Dehydrins are characterized by an abundance of charged and polar amino acids,
and contain consensus amino acid sequence domains termed Y-, S-, and
K-segments. These conserved domains are pieced together in a consistent manner,
interspersed by other lesser conserved and usually repeated domains
(phi-segments) (Close 1996, Phys. Plantarum 97: 795-803).
Allelic
differences in the protein-coding regions appear to derive mainly from
duplications of entire phi-segments or single amino-acid substitutions,
suggesting that polypeptide structural constraints have been a strong force in
the evolution of DHN alleles.
We have attempted
to explore natural allelic variation in cultivated barley Hordeum vulgare and
its wild progenitor H. spontaneum at the Dhn4
locus, which encodes a major drought-induced and seed protein. In this study,
we included accessions of H. spontaneum from a wide
range of collection sites and cultivars of H. vulgare as a
representative sample of barley germplasm cultivated in Europe and North
America. DNA sequencing of Dhn4 showed three major types of allelic
variation, two at the protein level and one regarding the intron. At the
protein level, we found a variable number of phi-segments between the K1
and K2 domains, ranging from six to nine in total. The majority of
the accession analysed shows a phi-7 structure in which two central domains are
missing. Moreover, variable amino acids (AAs) or AA clusters have been identified
at four different regions within the ORF. In H. spontaneum two
very different intron classes have been identified. Interestingly, the genetic
variation at Dhn4 appears non-randomly organized in the H.

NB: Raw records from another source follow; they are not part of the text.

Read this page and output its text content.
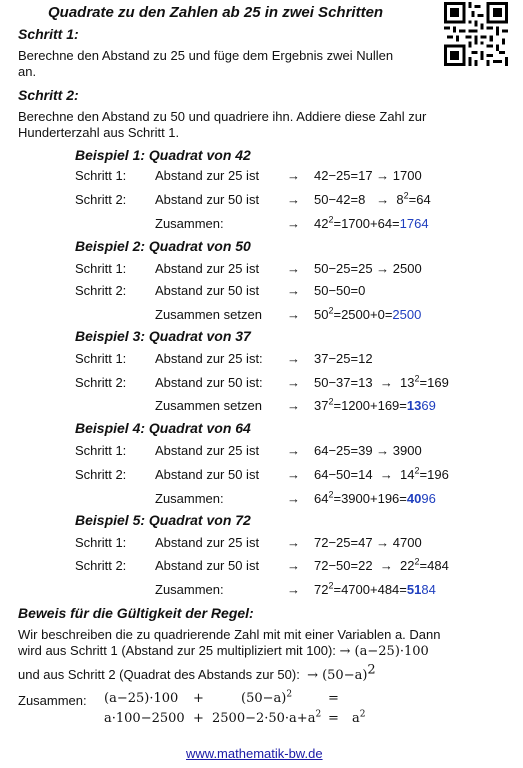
Quadrate zu den Zahlen ab 25 in zwei Schritten
Schritt 1:
Berechne den Abstand zu 25 und füge dem Ergebnis zwei Nullen
an.
Schritt 2:
Berechne den Abstand zu 50 und quadriere ihn. Addiere diese Zahl zur
Hunderterzahl aus Schritt 1.
Beispiel 1: Quadrat von 42
Schritt 1: Abstand zur 25 ist → 42−25=17 → 1700
Schritt 2: Abstand zur 50 ist → $50-42=8 \to 8^2=64$
Zusammen:	→ $42^2=1700+64=1764$
Beispiel 2: Quadrat von 50
Schritt 1: Abstand zur 25 ist → 50−25=25 → 2500
Schritt 2: Abstand zur 50 ist → 50−50=0
Zusammen setzen → $50^2=2500+0=2500$
Beispiel 3: Quadrat von 37
Schritt 1: Abstand zur 25 ist: → 37−25=12
Schritt 2: Abstand zur 50 ist: → $50-37=13 \to 13^2=169$
Zusammen setzen → $37^2=1200+169=1369$
Beispiel 4: Quadrat von 64
Schritt 1: Abstand zur 25 ist → 64−25=39 → 3900
Schritt 2: Abstand zur 50 ist → $64-50=14 \to 14^2=196$
Zusammen:	→ $64^2=3900+196=4096$
Beispiel 5: Quadrat von 72
Schritt 1: Abstand zur 25 ist → 72−25=47 → 4700
Schritt 2: Abstand zur 50 ist → $72-50=22 \to 22^2=484$
Zusammen:	→ $72^2=4700+484=5184$
Beweis für die Gültigkeit der Regel:
Wir beschreiben die zu quadrierende Zahl mit mit einer Variablen a. Dann
wird aus Schritt 1 (Abstand zur 25 multipliziert mit 100): → (a−25)·100
und aus Schritt 2 (Quadrat des Abstands zur 50): → $(50-a)^2$
Zusammen: (a−25)·100 +	$(50-a)^2$	=
$a\cdot 100-2500 + 2500-2\cdot 50\cdot a+a^2 = a^2$
www.mathematik-bw.de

spontaneum germplasm, with the intron and exon variants combined
in two haplotype classes (spanning the Dhn4 full lenght
sequence); only one of these two haplotype classes has been found in H.
vulgare. More rearrangements, with several haplotypes, have
been observed in the phi segment array region. In total, seven haplotypes were
found in the germplasm accession herein analysed. Excellent opportunities
exists for developing high-throughput assays targeted to the relevant SNPs and
other sequence polymorphisms of Dhn4.